Not on country song in the bunch and the Guess Who had only one song in the whole list as did Anne Murray and Gordon Lightfoot. This is probably the worst top 100 list I have ever seen.


----------



## vadsy (Dec 2, 2010)

Not enough Kim Mitchell or Trooper but still probably the best list I've ever seen.


----------



## Tarbender (Apr 7, 2006)

A list of shite. There were some good ones but the a lot of the "indie" and "R&B" stuff I had never heard of before and was not at all impressed with the vids of these unknowns.


----------



## vadsy (Dec 2, 2010)

To be honest, I didn't even look at the list.


----------



## zontar (Oct 25, 2007)

With a band name possibly adapted from this real Canadian band-


----------



## JBFairthorne (Oct 11, 2014)

Steadfastly said:


> Not on country song in the bunch and the Guess Who had only one song in the whole list as did Anne Murray and Gordon Lightfoot. This is probably the worst top 100 list I have ever seen.


There was only one on the list by those artists because the criteria for the list limited the number of songs to one per artist.

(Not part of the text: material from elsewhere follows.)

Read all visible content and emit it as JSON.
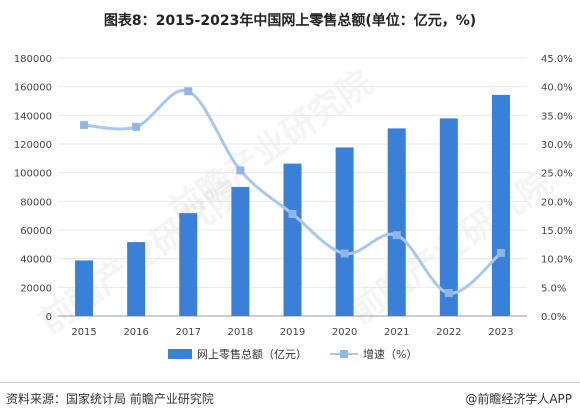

It was intentional.


----------



## Steadfastly (Nov 14, 2008)

JBFairthorne said:


> There was only one on the list by those artists because the criteria for the list limited the number of songs to one per artist. It was intentional.


In that case, the list was mistitled.


----------



## JBFairthorne (Oct 11, 2014)

Well maybe title "The 100 Best Canadian Songs Limited To One Per Artist And Produced After 1950" was already taken...


----------



## allthumbs56 (Jul 24, 2006)

JBFairthorne said:


> Well maybe title "The 100 Best Canadian Songs Limited To One Per Artist And Produced After 1950 *and not including Country*" was already taken...


Fixed............................. and as per Vadsy, where was Thundermug's Africa? How about Crowbar's What A Feelin?


----------



## JBFairthorne (Oct 11, 2014)

Well my title is JUST the right length. Yours is MUCH too long to be practical. Geez...get a grip.


----------



## Xelebes (Mar 9, 2015)

delete


----------